ZUS opóźnia się z wypłatami pieniędzy. Roszczeniowi rodzice są wściekli
Późniejsze przelewy z ZUS-u
Babciowe, czyli świadczenie dla rodziców dzieci między 1. a 3. rokiem życia oficjalnie nazywane "Aktywny rodzic", weszło w życie od 1 października 2024 roku. Zakład Ubezpieczeń Społecznych, który je obsługuje, tego dnia otworzył możliwość składania wniosków o pieniądze na opiekę dziecka. Istnieją 3 opcje babciowego, dzięki którym można opłacić nianię (babcię), żłobek lub wesprzeć swój domowy budżet, jeśli rodzic zostaje w domu, by opiekować się dzieckiem.

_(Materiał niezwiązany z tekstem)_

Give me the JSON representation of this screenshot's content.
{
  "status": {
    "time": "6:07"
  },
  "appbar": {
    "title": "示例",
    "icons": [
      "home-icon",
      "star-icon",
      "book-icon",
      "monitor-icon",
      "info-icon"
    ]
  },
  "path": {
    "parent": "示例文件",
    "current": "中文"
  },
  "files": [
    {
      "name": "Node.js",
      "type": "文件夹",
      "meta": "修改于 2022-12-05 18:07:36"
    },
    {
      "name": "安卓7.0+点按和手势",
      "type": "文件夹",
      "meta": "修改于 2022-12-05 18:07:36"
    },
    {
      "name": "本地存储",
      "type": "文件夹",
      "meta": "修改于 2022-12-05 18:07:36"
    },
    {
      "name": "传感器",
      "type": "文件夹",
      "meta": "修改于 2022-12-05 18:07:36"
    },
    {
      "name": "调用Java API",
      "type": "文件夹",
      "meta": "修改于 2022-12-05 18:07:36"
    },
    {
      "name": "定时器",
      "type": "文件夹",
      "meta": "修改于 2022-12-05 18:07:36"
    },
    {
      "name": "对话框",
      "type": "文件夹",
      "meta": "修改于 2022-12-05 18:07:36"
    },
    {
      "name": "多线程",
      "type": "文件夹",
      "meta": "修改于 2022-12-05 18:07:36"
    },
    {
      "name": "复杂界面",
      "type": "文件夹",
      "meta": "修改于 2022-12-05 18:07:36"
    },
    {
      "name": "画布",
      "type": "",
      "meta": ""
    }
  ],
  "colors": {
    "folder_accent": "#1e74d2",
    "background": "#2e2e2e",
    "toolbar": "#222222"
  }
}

Od kiedy obsługa świadczenia wystartowała, ZUS zapowiadał, że pierwsze wypłaty pieniędzy będą odbywały się najwcześniej w listopadzie z wyrównaniem za poprzednie miesiące. Rodzice w tej sytuacji, nawet jeśli złożyli wniosek, powinni liczyć się z tym, że w najbliższych miesiącach będą musieli uiszczać opłaty żłobkowe z własnej kieszeni.
W przypadku opcji świadczenia "Aktywnie w żłobku" ZUS przelewa 1500 zł miesięcznie bezpośrednio do placówki, do której zapisane jest małe dziecko. Zanim jednak pieniądze wpłyną na konto żłobka, placówka potrzebuje funduszy na wyżywienie, opłaty za prąd i ogrzewanie oraz na zakup pomocy edukacyjnych czy artykułów plastycznych, a także na pensje dla pracowników. Niedziwne więc, że dyrektorzy żłobków wymagają od rodziców opłat, zanim ZUS ureguluje swoje zaległości.
Rodzice tłumaczą się za ZUS
W portalu Threads pojawił się jednak wpis pewnej mamy, która jest oburzona takim mechanizmem. "Żłobek [samorządowy] żąda od nas 3000 zł za październik-listopad, bo nie dostał pieniędzy od ZUS. ZUS jeszcze nie rozpatrzył mojego wniosku o 'Aktywnie w żłobku' (1500 zł; złożony 3 października), ale już wydał decyzję o uchyleniu świadczenia o dofinansowanie do pobytu w żłobku (400 zł). Przyczyna: nam zostało przyznane świadczenie AwŻ. Na pytanie, kiedy żłobek dostanie 1500 zł, pani rozkłada ręce" – pisze w poście użytkowniczka o nicku krakowskaya_kolbasa.
Na koniec kobieta dodaje: "Głupio, że rodzic ma tłumaczyć coś żłobkowi, zamiast ZUS". Niestety w tej sytuacji kobieta wyłącznie może się złościć, że nie może polegać na państwie i dodatkowych świadczeniach. Należałoby po prostu nie liczyć wyłącznie na dodatkowe świadczenia i pomoc od państwa. Świadczenia powinny być wsparciem dla rodziców, ale niejedynym źródłem finansowania. Podobnego zdania jest wielu użytkowników, którzy komentują wpis matki. Oto kilka przykładów:
- "To całkiem logiczne, bo to świadczenie nie jest 'obowiązkowe', nie trzeba go mieć. Więc zapłać tak, jak powinno być, a później nastąpi rozliczenie, jeśli dostaniecie pozytywną decyzję. Dlaczego ZUS miałby tłumaczyć żłobkowi się z tego? Ty podpisałaś umowę, a nie ZUS".
- "U nas w żłobku też normalnie płacę, mimo że przyznane mam już AwŻ. Dyrektorka od początku mówiła, że nie jest tego w stanie inaczej tego zrobić, niż prosić nas, żebyśmy normalnie płacili, a ona będzie nam odsyłać pieniądze, które dostanie z ZUS-u".
- "Zawsze było tak, że najpierw płaciło się żłobkowi, a potem ZUS z opóźnieniem im płacił i przychodził zwrot. Tak samo jest tutaj. U nas żłobek podnieśli do prawie 1800 zł i płaciliśmy przez jakiś czas, zanim ZUS przyznał i zrobił im przelew. Dopiero w grudniu żłobek dostał kasę, a potem my ze żłobka. Czego tutaj nie rozumieć? Przecież w żłobku muszą utrzymać pracowników, pielęgniarkę itd.".